# China show pigeon baby



## changyujie (Mar 12, 2006)

do you like? 韩立培育.


----------



## TAWhatley (Mar 6, 2001)

They are beautiful! What kind of pigeon are they? Welcome to the Pigeon-Talk board, by the way. It's nice to have you here.

Terry


----------



## changyujie (Mar 12, 2006)

*thanks*

thanks my friend. It's chinese "豆眼白""两头紫"."douyanbai""liangtouzi".


----------



## Pigeonpal2002 (Jul 27, 2002)

Hi Changyujie and welcome to the forum!

Your little chinese show pigeon chicks are so cute, very unusual beaks and ceres! Great looking group of birds!


----------



## TAWhatley (Mar 6, 2001)

So, the breed name is "China Show Pigeon"?? Not finding any references to that .. just curious.

Still very, very beautiful birds.

Terry


----------



## Lovebirds (Sep 6, 2002)

OMG...........how cute!!! I WANT one!!! LOL Do you have any pictures of the adults? Welcome by the way.


----------



## Camrron (Dec 19, 2005)

Now those are sweet looking little fatties aren't they. Very nice.

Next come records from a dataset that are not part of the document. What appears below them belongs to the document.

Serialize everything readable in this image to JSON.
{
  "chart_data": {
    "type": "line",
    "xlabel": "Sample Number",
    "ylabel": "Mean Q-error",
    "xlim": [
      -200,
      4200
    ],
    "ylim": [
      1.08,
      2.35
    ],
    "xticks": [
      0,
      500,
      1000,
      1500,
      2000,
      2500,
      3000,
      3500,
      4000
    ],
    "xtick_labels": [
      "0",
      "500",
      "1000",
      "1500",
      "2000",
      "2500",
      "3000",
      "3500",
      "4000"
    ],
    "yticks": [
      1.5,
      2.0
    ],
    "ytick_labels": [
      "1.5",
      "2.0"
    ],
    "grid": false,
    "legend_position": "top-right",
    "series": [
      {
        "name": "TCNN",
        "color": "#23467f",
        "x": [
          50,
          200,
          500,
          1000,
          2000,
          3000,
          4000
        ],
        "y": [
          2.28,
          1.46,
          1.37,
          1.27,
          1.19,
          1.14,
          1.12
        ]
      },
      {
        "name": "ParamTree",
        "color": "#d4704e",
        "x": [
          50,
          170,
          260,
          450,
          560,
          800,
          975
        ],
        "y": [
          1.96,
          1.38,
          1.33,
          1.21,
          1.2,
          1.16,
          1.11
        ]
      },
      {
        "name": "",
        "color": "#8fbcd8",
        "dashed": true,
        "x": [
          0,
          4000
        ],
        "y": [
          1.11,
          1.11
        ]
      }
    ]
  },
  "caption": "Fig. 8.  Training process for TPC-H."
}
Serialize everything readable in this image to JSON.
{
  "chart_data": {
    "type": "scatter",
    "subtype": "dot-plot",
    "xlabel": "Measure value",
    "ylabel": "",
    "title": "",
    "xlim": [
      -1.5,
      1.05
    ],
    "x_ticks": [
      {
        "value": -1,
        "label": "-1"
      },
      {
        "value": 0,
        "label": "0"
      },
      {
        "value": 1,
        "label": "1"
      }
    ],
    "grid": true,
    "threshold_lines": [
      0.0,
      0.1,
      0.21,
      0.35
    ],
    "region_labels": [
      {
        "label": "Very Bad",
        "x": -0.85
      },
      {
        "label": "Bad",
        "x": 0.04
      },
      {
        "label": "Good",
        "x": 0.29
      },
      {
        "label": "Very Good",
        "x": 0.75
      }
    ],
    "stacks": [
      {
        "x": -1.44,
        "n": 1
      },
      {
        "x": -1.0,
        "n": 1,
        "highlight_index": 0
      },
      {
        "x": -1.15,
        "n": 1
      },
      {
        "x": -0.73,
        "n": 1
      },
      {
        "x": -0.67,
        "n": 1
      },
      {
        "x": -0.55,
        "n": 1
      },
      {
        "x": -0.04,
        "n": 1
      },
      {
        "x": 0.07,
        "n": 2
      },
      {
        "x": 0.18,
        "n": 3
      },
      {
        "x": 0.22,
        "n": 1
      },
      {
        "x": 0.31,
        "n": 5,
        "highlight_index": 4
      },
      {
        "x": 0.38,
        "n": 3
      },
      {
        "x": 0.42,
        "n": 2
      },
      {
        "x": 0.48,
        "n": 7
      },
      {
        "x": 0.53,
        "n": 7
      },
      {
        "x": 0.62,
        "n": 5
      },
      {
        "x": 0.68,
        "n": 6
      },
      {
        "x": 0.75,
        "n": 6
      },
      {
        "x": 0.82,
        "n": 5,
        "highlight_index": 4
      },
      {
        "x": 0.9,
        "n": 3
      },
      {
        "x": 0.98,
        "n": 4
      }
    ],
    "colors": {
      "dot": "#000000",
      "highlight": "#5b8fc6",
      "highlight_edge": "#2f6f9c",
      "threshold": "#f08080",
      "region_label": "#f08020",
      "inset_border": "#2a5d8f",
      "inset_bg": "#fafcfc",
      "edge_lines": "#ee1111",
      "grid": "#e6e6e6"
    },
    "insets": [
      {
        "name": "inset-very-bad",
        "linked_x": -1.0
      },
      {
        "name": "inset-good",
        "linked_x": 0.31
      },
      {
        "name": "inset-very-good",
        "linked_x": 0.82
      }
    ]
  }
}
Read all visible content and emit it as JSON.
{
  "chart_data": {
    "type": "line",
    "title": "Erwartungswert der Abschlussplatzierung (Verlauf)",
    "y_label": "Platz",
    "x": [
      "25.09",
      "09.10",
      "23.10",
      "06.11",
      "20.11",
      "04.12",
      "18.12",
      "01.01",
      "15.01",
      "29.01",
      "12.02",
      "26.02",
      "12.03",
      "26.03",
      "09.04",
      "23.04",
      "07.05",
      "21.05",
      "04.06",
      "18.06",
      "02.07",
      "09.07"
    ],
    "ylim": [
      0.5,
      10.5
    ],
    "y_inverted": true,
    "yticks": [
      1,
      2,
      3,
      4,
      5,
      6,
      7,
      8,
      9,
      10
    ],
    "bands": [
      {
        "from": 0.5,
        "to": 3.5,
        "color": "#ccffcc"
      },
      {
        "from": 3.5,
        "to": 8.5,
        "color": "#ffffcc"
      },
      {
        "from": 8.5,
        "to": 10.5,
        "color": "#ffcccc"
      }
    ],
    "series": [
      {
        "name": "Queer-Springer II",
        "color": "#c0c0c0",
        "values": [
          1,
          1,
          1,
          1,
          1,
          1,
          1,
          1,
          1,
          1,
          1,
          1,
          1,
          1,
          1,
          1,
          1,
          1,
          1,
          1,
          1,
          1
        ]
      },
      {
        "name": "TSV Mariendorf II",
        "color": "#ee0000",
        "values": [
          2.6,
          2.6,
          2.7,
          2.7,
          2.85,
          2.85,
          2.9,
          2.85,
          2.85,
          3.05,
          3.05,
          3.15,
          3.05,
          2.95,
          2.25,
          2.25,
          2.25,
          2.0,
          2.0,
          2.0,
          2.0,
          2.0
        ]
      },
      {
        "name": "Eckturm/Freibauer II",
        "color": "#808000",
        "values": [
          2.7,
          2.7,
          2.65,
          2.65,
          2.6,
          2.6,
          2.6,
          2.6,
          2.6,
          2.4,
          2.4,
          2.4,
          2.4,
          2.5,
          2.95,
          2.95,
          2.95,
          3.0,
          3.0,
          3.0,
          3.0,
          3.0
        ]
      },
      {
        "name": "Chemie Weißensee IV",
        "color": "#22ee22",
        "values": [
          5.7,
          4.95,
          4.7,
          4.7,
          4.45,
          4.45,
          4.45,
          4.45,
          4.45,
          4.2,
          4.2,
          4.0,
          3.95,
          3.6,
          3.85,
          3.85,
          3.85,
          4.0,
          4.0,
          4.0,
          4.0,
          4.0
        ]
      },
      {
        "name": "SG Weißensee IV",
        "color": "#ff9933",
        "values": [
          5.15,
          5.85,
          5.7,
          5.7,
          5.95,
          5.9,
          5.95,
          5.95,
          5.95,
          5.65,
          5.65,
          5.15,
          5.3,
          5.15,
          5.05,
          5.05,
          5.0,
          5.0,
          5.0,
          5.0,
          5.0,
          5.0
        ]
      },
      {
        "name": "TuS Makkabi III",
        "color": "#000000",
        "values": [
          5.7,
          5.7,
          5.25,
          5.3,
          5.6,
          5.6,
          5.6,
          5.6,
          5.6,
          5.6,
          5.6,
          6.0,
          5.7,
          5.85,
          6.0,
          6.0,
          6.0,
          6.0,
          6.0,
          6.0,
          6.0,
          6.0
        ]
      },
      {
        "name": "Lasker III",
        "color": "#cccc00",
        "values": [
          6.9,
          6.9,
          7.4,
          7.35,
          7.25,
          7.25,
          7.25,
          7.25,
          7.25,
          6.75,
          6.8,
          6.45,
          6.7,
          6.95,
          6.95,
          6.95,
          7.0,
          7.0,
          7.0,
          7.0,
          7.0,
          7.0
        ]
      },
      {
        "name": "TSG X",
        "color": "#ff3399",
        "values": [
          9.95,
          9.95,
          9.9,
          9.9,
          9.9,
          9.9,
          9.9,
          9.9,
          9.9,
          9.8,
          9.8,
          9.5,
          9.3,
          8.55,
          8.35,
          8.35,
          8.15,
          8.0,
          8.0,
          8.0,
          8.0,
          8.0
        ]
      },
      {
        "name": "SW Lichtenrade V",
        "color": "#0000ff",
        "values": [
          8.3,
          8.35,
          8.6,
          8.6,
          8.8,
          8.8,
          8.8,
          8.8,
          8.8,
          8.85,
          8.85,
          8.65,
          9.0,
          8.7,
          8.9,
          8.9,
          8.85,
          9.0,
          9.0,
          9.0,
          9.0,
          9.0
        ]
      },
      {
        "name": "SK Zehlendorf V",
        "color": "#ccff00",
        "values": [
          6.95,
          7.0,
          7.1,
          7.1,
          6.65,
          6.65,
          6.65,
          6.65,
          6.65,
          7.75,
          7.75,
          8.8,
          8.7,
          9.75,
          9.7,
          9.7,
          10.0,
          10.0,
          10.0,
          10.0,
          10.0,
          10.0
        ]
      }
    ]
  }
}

Can they fly when they grow up or are they a flightless pigeon.

Cameron


----------



## pigeonmama (Jan 9, 2005)

In a way, I love the picture, sweet babies, and I know I sound silly, but did any one else feel any concern for these babies to be perched so precariously on a ? wall with nothing to prevent them from falling what appeared to be quite a distance?
Daryl


----------



## changyujie (Mar 12, 2006)

*thanks*

Thanks everyone, I love pigeon, love everyting about pigeons. my Englishi is very poor,sory , by the way, plese help me improve my language ability! my friends ,thanks


----------



## Skyeking (Jan 17, 2003)

pigeonmama said:


> In a way, I love the picture, sweet babies, and I know I sound silly, but did any one else feel any concern for these babies to be perched so precariously on a ? wall with nothing to prevent them from falling what appeared to be quite a distance?
> Daryl



 Yes, I am very concerned.


Hello changyujie,

The babies are just too cute, please put our minds at rest, that the babies are not sitting on that wall anymore, and won't be. I can't get the thought of them falling out of my mind.


----------